Poincare–Bendixson theorem

Any text on nonlinear systems can hardly afford, not to refer to the celebrated result called ‘Poincare–Bendixson Theorem’. It was first established by the French mathematician Henri Poincare, in 1880 and later on, simplified by the Swiss mathematician Ivan Bendixson in 1901. It is known to be an indispensably vital result that asserts the existence of a periodic solution for a general class of non-linear systems. The theorem has been stated earlier without a formal proof, in connection with periodic orbits, which, of course, focus its primary concern. The ideas in its proof are relatively difficult and so, the proof is not set forth on the first exposure to this theorem. Perhaps, it will now be fairly comfortable to have glimpses of ways and ideas leading to the proof of this theorem. The proofs are achieved apparently in different ways but they do depend on concepts and results treated in the early part of this book.
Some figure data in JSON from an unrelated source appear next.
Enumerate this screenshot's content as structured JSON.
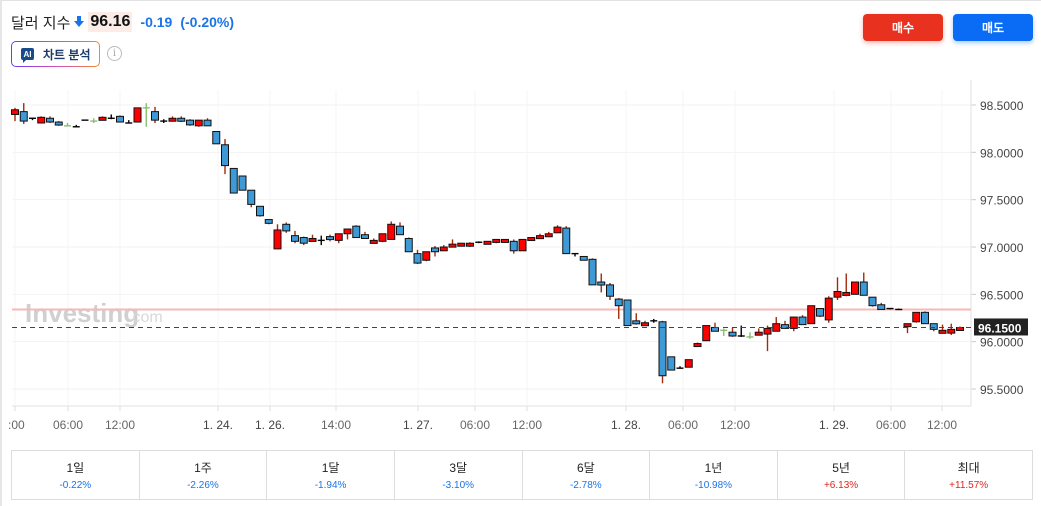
{
  "header": {
    "title": "달러 지수",
    "direction_icon": "arrow-down-icon",
    "price": "96.16",
    "change": "-0.19",
    "change_pct": "(-0.20%)"
  },
  "ai_button": {
    "badge": "AI",
    "label": "차트 분석"
  },
  "info_icon": "i",
  "buttons": {
    "buy": "매수",
    "sell": "매도"
  },
  "colors": {
    "up_body": "#ff0000",
    "down_body": "#3d9ad6",
    "wick_up": "#a52a0a",
    "wick_neutral_green": "#88c070",
    "negative_text": "#1a73e8",
    "positive_text": "#e0251a",
    "buy_button": "#e8321f",
    "sell_button": "#0a6cf5",
    "last_price_tag": "#222222",
    "resistance_line": "#f4b8b8"
  },
  "watermark": {
    "brand": "Investing",
    "suffix": ".com"
  },
  "chart_data": {
    "type": "candlestick",
    "title": "달러 지수",
    "ylabel": "",
    "xlabel": "",
    "ylim": [
      95.3,
      98.7
    ],
    "y_ticks": [
      "98.5000",
      "98.0000",
      "97.5000",
      "97.0000",
      "96.5000",
      "96.0000",
      "95.5000"
    ],
    "x_ticks": [
      ":00",
      "06:00",
      "12:00",
      "1. 24.",
      "1. 26.",
      "14:00",
      "1. 27.",
      "06:00",
      "12:00",
      "1. 28.",
      "06:00",
      "12:00",
      "1. 29.",
      "06:00",
      "12:00"
    ],
    "last_price_label": "96.1500",
    "horizontal_line": 96.34,
    "grid": true,
    "candles": [
      {
        "o": 98.4,
        "h": 98.47,
        "l": 98.33,
        "c": 98.45
      },
      {
        "o": 98.43,
        "h": 98.52,
        "l": 98.3,
        "c": 98.33
      },
      {
        "o": 98.36,
        "h": 98.36,
        "l": 98.34,
        "c": 98.36
      },
      {
        "o": 98.31,
        "h": 98.38,
        "l": 98.31,
        "c": 98.37
      },
      {
        "o": 98.36,
        "h": 98.38,
        "l": 98.31,
        "c": 98.32
      },
      {
        "o": 98.32,
        "h": 98.33,
        "l": 98.28,
        "c": 98.29
      },
      {
        "o": 98.28,
        "h": 98.31,
        "l": 98.28,
        "c": 98.28
      },
      {
        "o": 98.27,
        "h": 98.29,
        "l": 98.27,
        "c": 98.27
      },
      {
        "o": 98.34,
        "h": 98.34,
        "l": 98.34,
        "c": 98.34
      },
      {
        "o": 98.33,
        "h": 98.36,
        "l": 98.31,
        "c": 98.33
      },
      {
        "o": 98.35,
        "h": 98.38,
        "l": 98.35,
        "c": 98.37
      },
      {
        "o": 98.36,
        "h": 98.4,
        "l": 98.35,
        "c": 98.36
      },
      {
        "o": 98.38,
        "h": 98.39,
        "l": 98.32,
        "c": 98.32
      },
      {
        "o": 98.31,
        "h": 98.34,
        "l": 98.31,
        "c": 98.31
      },
      {
        "o": 98.32,
        "h": 98.47,
        "l": 98.32,
        "c": 98.47
      },
      {
        "o": 98.47,
        "h": 98.52,
        "l": 98.27,
        "c": 98.47
      },
      {
        "o": 98.43,
        "h": 98.48,
        "l": 98.31,
        "c": 98.34
      },
      {
        "o": 98.33,
        "h": 98.35,
        "l": 98.31,
        "c": 98.33
      },
      {
        "o": 98.34,
        "h": 98.38,
        "l": 98.33,
        "c": 98.36
      },
      {
        "o": 98.36,
        "h": 98.38,
        "l": 98.32,
        "c": 98.33
      },
      {
        "o": 98.34,
        "h": 98.35,
        "l": 98.28,
        "c": 98.29
      },
      {
        "o": 98.28,
        "h": 98.34,
        "l": 98.27,
        "c": 98.34
      },
      {
        "o": 98.34,
        "h": 98.36,
        "l": 98.28,
        "c": 98.28
      },
      {
        "o": 98.22,
        "h": 98.22,
        "l": 98.09,
        "c": 98.09
      },
      {
        "o": 98.08,
        "h": 98.14,
        "l": 97.77,
        "c": 97.86
      },
      {
        "o": 97.83,
        "h": 97.83,
        "l": 97.57,
        "c": 97.57
      },
      {
        "o": 97.75,
        "h": 97.75,
        "l": 97.6,
        "c": 97.6
      },
      {
        "o": 97.6,
        "h": 97.6,
        "l": 97.42,
        "c": 97.45
      },
      {
        "o": 97.43,
        "h": 97.43,
        "l": 97.32,
        "c": 97.33
      },
      {
        "o": 97.29,
        "h": 97.29,
        "l": 97.24,
        "c": 97.25
      },
      {
        "o": 96.98,
        "h": 97.24,
        "l": 96.98,
        "c": 97.18
      },
      {
        "o": 97.24,
        "h": 97.26,
        "l": 97.15,
        "c": 97.17
      },
      {
        "o": 97.12,
        "h": 97.17,
        "l": 97.04,
        "c": 97.06
      },
      {
        "o": 97.1,
        "h": 97.11,
        "l": 97.02,
        "c": 97.04
      },
      {
        "o": 97.08,
        "h": 97.13,
        "l": 97.07,
        "c": 97.09
      },
      {
        "o": 97.07,
        "h": 97.12,
        "l": 97.02,
        "c": 97.07
      },
      {
        "o": 97.11,
        "h": 97.13,
        "l": 97.06,
        "c": 97.09
      },
      {
        "o": 97.07,
        "h": 97.13,
        "l": 97.04,
        "c": 97.14
      },
      {
        "o": 97.14,
        "h": 97.18,
        "l": 97.08,
        "c": 97.19
      },
      {
        "o": 97.22,
        "h": 97.23,
        "l": 97.13,
        "c": 97.1
      },
      {
        "o": 97.13,
        "h": 97.16,
        "l": 97.09,
        "c": 97.09
      },
      {
        "o": 97.06,
        "h": 97.09,
        "l": 97.04,
        "c": 97.07
      },
      {
        "o": 97.06,
        "h": 97.12,
        "l": 97.05,
        "c": 97.14
      },
      {
        "o": 97.08,
        "h": 97.27,
        "l": 97.08,
        "c": 97.24
      },
      {
        "o": 97.22,
        "h": 97.26,
        "l": 97.13,
        "c": 97.13
      },
      {
        "o": 97.09,
        "h": 97.1,
        "l": 96.95,
        "c": 96.95
      },
      {
        "o": 96.93,
        "h": 96.97,
        "l": 96.82,
        "c": 96.83
      },
      {
        "o": 96.86,
        "h": 96.94,
        "l": 96.85,
        "c": 96.95
      },
      {
        "o": 96.99,
        "h": 97.01,
        "l": 96.9,
        "c": 96.95
      },
      {
        "o": 96.96,
        "h": 97.02,
        "l": 96.96,
        "c": 97.0
      },
      {
        "o": 97.02,
        "h": 97.08,
        "l": 97.02,
        "c": 97.03
      },
      {
        "o": 97.02,
        "h": 97.04,
        "l": 97.01,
        "c": 97.04
      },
      {
        "o": 97.02,
        "h": 97.05,
        "l": 97.0,
        "c": 97.04
      },
      {
        "o": 97.05,
        "h": 97.06,
        "l": 97.04,
        "c": 97.05
      },
      {
        "o": 97.05,
        "h": 97.06,
        "l": 97.05,
        "c": 97.06
      },
      {
        "o": 97.05,
        "h": 97.08,
        "l": 97.04,
        "c": 97.08
      },
      {
        "o": 97.07,
        "h": 97.08,
        "l": 97.07,
        "c": 97.08
      },
      {
        "o": 97.06,
        "h": 97.08,
        "l": 96.93,
        "c": 96.96
      },
      {
        "o": 96.96,
        "h": 97.08,
        "l": 96.96,
        "c": 97.08
      },
      {
        "o": 97.09,
        "h": 97.09,
        "l": 97.08,
        "c": 97.1
      },
      {
        "o": 97.1,
        "h": 97.14,
        "l": 97.1,
        "c": 97.12
      },
      {
        "o": 97.13,
        "h": 97.16,
        "l": 97.11,
        "c": 97.14
      },
      {
        "o": 97.15,
        "h": 97.23,
        "l": 97.16,
        "c": 97.21
      },
      {
        "o": 97.2,
        "h": 97.22,
        "l": 96.93,
        "c": 96.93
      },
      {
        "o": 96.93,
        "h": 96.93,
        "l": 96.9,
        "c": 96.93
      },
      {
        "o": 96.9,
        "h": 96.9,
        "l": 96.86,
        "c": 96.86
      },
      {
        "o": 96.87,
        "h": 96.88,
        "l": 96.6,
        "c": 96.6
      },
      {
        "o": 96.63,
        "h": 96.72,
        "l": 96.52,
        "c": 96.62
      },
      {
        "o": 96.6,
        "h": 96.62,
        "l": 96.44,
        "c": 96.48
      },
      {
        "o": 96.45,
        "h": 96.46,
        "l": 96.24,
        "c": 96.38
      },
      {
        "o": 96.44,
        "h": 96.44,
        "l": 96.17,
        "c": 96.17
      },
      {
        "o": 96.22,
        "h": 96.3,
        "l": 96.18,
        "c": 96.21
      },
      {
        "o": 96.19,
        "h": 96.22,
        "l": 96.17,
        "c": 96.2
      },
      {
        "o": 96.22,
        "h": 96.24,
        "l": 96.2,
        "c": 96.22
      },
      {
        "o": 96.21,
        "h": 96.22,
        "l": 95.56,
        "c": 95.64
      },
      {
        "o": 95.84,
        "h": 95.84,
        "l": 95.7,
        "c": 95.7
      },
      {
        "o": 95.72,
        "h": 95.74,
        "l": 95.73,
        "c": 95.72
      },
      {
        "o": 95.73,
        "h": 95.81,
        "l": 95.73,
        "c": 95.81
      },
      {
        "o": 95.97,
        "h": 95.99,
        "l": 95.96,
        "c": 95.98
      },
      {
        "o": 96.01,
        "h": 96.17,
        "l": 96.01,
        "c": 96.17
      },
      {
        "o": 96.15,
        "h": 96.2,
        "l": 96.11,
        "c": 96.11
      },
      {
        "o": 96.12,
        "h": 96.14,
        "l": 96.06,
        "c": 96.12
      },
      {
        "o": 96.1,
        "h": 96.15,
        "l": 96.05,
        "c": 96.06
      },
      {
        "o": 96.06,
        "h": 96.17,
        "l": 96.05,
        "c": 96.06
      },
      {
        "o": 96.05,
        "h": 96.1,
        "l": 96.03,
        "c": 96.05
      },
      {
        "o": 96.07,
        "h": 96.14,
        "l": 96.07,
        "c": 96.1
      },
      {
        "o": 96.08,
        "h": 96.17,
        "l": 95.9,
        "c": 96.14
      },
      {
        "o": 96.11,
        "h": 96.26,
        "l": 96.11,
        "c": 96.19
      },
      {
        "o": 96.18,
        "h": 96.22,
        "l": 96.14,
        "c": 96.14
      },
      {
        "o": 96.14,
        "h": 96.22,
        "l": 96.11,
        "c": 96.26
      },
      {
        "o": 96.26,
        "h": 96.28,
        "l": 96.18,
        "c": 96.18
      },
      {
        "o": 96.19,
        "h": 96.37,
        "l": 96.19,
        "c": 96.38
      },
      {
        "o": 96.35,
        "h": 96.35,
        "l": 96.26,
        "c": 96.27
      },
      {
        "o": 96.23,
        "h": 96.48,
        "l": 96.2,
        "c": 96.46
      },
      {
        "o": 96.47,
        "h": 96.68,
        "l": 96.44,
        "c": 96.53
      },
      {
        "o": 96.5,
        "h": 96.72,
        "l": 96.48,
        "c": 96.52
      },
      {
        "o": 96.5,
        "h": 96.6,
        "l": 96.5,
        "c": 96.63
      },
      {
        "o": 96.63,
        "h": 96.73,
        "l": 96.54,
        "c": 96.49
      },
      {
        "o": 96.47,
        "h": 96.47,
        "l": 96.37,
        "c": 96.38
      },
      {
        "o": 96.39,
        "h": 96.41,
        "l": 96.34,
        "c": 96.34
      },
      {
        "o": 96.35,
        "h": 96.35,
        "l": 96.34,
        "c": 96.35
      },
      {
        "o": 96.34,
        "h": 96.35,
        "l": 96.34,
        "c": 96.34
      },
      {
        "o": 96.16,
        "h": 96.17,
        "l": 96.09,
        "c": 96.19
      },
      {
        "o": 96.21,
        "h": 96.29,
        "l": 96.2,
        "c": 96.31
      },
      {
        "o": 96.31,
        "h": 96.32,
        "l": 96.19,
        "c": 96.19
      },
      {
        "o": 96.19,
        "h": 96.18,
        "l": 96.11,
        "c": 96.13
      },
      {
        "o": 96.11,
        "h": 96.18,
        "l": 96.09,
        "c": 96.12
      },
      {
        "o": 96.09,
        "h": 96.19,
        "l": 96.07,
        "c": 96.13
      },
      {
        "o": 96.14,
        "h": 96.16,
        "l": 96.13,
        "c": 96.15
      }
    ]
  },
  "performance": [
    {
      "label": "1일",
      "value": "-0.22%",
      "sign": "neg"
    },
    {
      "label": "1주",
      "value": "-2.26%",
      "sign": "neg"
    },
    {
      "label": "1달",
      "value": "-1.94%",
      "sign": "neg"
    },
    {
      "label": "3달",
      "value": "-3.10%",
      "sign": "neg"
    },
    {
      "label": "6달",
      "value": "-2.78%",
      "sign": "neg"
    },
    {
      "label": "1년",
      "value": "-10.98%",
      "sign": "neg"
    },
    {
      "label": "5년",
      "value": "+6.13%",
      "sign": "pos"
    },
    {
      "label": "최대",
      "value": "+11.57%",
      "sign": "pos"
    }
  ]
}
Poincare-Bendixson theorem (PB) has, on the face of it, different versions, as shown below in different sections.

Revisiting concepts treated earlier

We look upon the PB theorem as a basic wherewithal even for understanding planar dynamical systems, which we have already met. For this, we need to bank upon some properties of the limiting behaviour of orbits at the level of abstract topological dynamics, followed by an analysis of the flow near non-equilibrium points of a dynamical system.